L'acoustique est trop souvent négligée. Une bande sonore d'ambiance bien dosée – soufflerie de vaisseau spatial, bruit de pluie, craquements de planches – multiplie l'immersion. Une bande sonore trop forte épuise les joueurs et empêche le game master d'entendre ce qui se passe via les caméras. L'acoustique entre salles voisines est également critique : entendre les rires du groupe d'à côté à travers la cloison casse instantanément le quatrième mur.
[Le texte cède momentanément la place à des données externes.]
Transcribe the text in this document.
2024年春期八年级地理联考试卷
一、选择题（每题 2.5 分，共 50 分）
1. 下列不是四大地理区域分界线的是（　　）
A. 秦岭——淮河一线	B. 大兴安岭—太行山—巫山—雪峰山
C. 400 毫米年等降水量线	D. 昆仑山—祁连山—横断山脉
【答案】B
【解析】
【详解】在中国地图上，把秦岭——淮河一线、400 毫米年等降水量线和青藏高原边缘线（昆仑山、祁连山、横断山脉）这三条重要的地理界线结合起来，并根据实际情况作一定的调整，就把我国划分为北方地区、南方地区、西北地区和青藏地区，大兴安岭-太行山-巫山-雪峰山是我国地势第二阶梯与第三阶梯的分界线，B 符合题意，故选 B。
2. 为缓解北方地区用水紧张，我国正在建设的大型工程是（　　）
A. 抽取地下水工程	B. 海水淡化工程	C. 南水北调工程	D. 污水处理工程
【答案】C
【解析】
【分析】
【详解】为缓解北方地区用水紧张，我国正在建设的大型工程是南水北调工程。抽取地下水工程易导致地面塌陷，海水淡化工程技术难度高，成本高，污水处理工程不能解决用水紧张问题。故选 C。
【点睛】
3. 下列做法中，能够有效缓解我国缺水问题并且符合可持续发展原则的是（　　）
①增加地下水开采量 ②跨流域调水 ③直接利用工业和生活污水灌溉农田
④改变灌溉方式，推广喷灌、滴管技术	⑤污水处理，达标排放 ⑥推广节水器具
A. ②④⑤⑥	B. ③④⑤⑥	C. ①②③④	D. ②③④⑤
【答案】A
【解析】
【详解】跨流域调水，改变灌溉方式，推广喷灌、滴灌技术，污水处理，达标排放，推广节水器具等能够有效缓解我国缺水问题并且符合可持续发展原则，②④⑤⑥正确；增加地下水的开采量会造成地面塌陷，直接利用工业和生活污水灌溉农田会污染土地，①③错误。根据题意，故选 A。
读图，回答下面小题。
Sur le plan réglementaire, le décor d'un ERP (Établissement Recevant du Public) doit respecter des normes strictes : classement au feu des matériaux, blocs d'éclairage de sécurité, dégagements suffisants, signalisation. Ces contraintes peuvent paraître bureaucratiques mais elles sont absolument non négociables : une visite de la commission de sécurité peut fermer une salle si un panneau de polystyrène non traité a été utilisé pour économiser quelques euros.
Le décor évolue dans le temps : il se patine, il s'use, certains éléments cassent, d'autres deviennent obsolètes. Les enseignes pérennes budgétisent un poste de maintenance annuelle représentant typiquement 5 à 10 % du coût initial. Sans cela, l'expérience livrée en année 3 n'est plus celle promise en année 1.